Tuesday, January 10, 2012

Eess Not a Gang, Eess a Bleg

I've been working with the Center for a Stateless Society for several years now, first as a News Analyst and for the last year-and-a-half as Media Coordinator (and "Senior News Analyst," which means I write occasional, rather than twice-weekly, op-eds).

Like most of the operations I work with, it's a shoestring kind of deal that does a lot with what money it raises. The Center's financial nut at present is somewhere below $1,500 a month.

What do we accomplish with that money?

For starters, an average of one "mainstream media published" market anarchist op-ed every weekday -- 445 of'em since we started keeping track in June of 2010.

That's right -- for about the pay of one minimum wage worker, C4SS gets market anarchism into newspapers big (the Republic of Korea's Joongang Ilbo has a circulation of 2.2 million -- more than the New York Times, Los Angeles Times, and Washington Post combined), small (Florida's Hernando Today has been showing our stuff to a few tens of thousands of readers on a regular basis), left-wing (Counterpunch and the Canadian), right-wing (Arizona's Sonoran News and the Carroll County, Maryland Standard), you name it.
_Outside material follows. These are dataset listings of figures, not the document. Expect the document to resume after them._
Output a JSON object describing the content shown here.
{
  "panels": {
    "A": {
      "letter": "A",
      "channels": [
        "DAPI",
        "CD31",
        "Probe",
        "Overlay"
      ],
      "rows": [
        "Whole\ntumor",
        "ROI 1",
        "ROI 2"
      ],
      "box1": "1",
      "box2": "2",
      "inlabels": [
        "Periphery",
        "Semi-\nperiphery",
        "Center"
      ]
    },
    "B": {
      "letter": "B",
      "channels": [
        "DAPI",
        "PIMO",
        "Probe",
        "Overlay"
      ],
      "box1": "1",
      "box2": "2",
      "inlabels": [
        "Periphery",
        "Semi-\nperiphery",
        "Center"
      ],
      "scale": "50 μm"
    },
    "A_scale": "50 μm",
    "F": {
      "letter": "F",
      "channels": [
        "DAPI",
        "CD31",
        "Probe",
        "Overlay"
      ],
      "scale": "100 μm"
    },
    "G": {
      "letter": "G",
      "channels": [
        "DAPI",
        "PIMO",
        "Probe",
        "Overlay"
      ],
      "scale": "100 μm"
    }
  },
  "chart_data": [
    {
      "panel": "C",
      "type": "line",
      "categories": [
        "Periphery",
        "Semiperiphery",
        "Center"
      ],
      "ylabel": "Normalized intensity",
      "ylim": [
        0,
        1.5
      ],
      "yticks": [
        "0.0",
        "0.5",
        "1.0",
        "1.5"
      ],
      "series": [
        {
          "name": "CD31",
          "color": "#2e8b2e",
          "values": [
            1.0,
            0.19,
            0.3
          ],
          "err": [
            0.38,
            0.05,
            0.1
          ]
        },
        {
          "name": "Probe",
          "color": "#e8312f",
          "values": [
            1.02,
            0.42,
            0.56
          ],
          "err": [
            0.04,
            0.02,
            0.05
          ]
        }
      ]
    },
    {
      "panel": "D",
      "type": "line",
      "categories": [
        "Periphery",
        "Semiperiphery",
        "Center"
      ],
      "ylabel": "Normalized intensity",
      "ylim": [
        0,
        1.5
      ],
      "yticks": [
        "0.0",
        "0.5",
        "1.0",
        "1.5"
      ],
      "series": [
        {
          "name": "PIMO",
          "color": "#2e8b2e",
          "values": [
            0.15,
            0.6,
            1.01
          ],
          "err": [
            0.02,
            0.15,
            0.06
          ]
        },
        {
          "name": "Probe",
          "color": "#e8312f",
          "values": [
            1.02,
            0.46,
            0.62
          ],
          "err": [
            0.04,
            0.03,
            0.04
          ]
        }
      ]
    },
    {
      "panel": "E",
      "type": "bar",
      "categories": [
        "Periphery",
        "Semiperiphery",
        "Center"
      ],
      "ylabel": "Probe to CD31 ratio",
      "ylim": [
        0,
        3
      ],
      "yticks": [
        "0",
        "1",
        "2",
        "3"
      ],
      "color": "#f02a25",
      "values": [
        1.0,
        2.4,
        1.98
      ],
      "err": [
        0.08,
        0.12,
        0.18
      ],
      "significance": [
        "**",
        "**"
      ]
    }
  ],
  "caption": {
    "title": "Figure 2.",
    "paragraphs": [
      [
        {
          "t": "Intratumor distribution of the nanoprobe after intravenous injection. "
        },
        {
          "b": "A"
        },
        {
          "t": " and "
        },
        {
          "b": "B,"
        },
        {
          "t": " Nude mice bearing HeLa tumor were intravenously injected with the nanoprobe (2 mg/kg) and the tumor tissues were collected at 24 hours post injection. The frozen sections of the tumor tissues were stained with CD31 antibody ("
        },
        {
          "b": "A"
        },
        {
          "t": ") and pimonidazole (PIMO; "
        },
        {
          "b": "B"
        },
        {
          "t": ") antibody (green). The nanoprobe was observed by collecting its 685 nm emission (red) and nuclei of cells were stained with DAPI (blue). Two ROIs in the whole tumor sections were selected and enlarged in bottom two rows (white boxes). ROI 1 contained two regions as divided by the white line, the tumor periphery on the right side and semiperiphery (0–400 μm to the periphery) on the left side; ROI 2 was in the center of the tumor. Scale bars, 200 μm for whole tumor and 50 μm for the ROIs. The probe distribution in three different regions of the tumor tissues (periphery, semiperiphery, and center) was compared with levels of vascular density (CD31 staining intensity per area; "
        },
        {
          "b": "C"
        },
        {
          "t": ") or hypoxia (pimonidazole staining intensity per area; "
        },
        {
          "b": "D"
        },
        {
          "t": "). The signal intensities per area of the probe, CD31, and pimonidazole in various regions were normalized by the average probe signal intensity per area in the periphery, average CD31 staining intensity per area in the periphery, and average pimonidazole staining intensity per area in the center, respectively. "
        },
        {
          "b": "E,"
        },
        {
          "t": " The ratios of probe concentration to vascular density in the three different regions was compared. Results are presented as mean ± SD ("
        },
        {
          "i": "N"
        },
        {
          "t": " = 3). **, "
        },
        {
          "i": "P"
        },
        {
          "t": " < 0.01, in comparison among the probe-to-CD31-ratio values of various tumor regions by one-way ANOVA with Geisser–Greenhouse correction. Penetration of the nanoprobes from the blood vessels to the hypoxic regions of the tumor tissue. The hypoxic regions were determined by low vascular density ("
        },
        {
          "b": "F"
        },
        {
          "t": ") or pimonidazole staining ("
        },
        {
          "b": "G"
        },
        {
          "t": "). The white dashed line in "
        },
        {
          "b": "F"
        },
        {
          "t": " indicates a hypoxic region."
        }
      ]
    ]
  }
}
We've been published on every currently above-sea Earth continent except Antarctica (and I recently started submitting the Center's material to McMurdo Station's Antarctic Sun).

We also produce (primarily through the efforts of our Research Associate, the estimable Kevin Carson) academic studies, and have been involved in various ways with the publication of important books (Gary Chartier's The Conscience of an Anarchist; Markets Not Capitalism, a collection edited by Chartier and Charles W. Johnson; and of course Carson's oeuvre).

Oh, and there's our Wikileaks mirror, launched to keep that vital information source available when the US government tried to suppress it. And our Tor node, which facilitates communications from and among revolutionaries and dissidents worldwide even when governments try to interdict or censor those communications.

And so on, and so forth. How much do we accomplish for the movement with that $1,500 a month? A lot, and there's no two ways about that.

Now for a sad story: As much as we do for a notional $1,500 a month or so, we're just not bringing in that amount.

Not being the money dude (our finances run through the Molinari Institute), I don't have the exact figures at hand, but IIRC we're bringing in about $800 per month in recurring donations (i.e. people sign up to send us $X every month). Based on our last fundraiser, I guesstimate we've been doing another $100-$150 a month in "one-time" donations.

Some costs like domain renewals, hosting for the sites and the Tor node, phone service (yes, phone service -- newspaper editors still expect to be able to pick up a phone and hear it answered "professionally" when the piece they're looking at claims to be from an "institution," so we spend $15 a month to make that happen), and so on and so forth, can't be deferred. We pay, or the stuff gets turned off.

What gets deferred is our workers' minimal (see that total above? One minimum wage worker's pay covers everything) pay, which pretty much always runs at least a couple of months behind schedule.

We don't complain. Much. And we keep working, trusting that the whole financial thing will get better over time. And it will ... if you decide that it should.

Another hundred anarchists ponying up $5 a month, or another 50 coughing up $10 a month, would put us on something like a stable financial footing, so that we can not only keep up the work we've been doing, but start looking for even more work that needs doing.

So pretty please, with sugar on top, support the Center for a Stateless Society.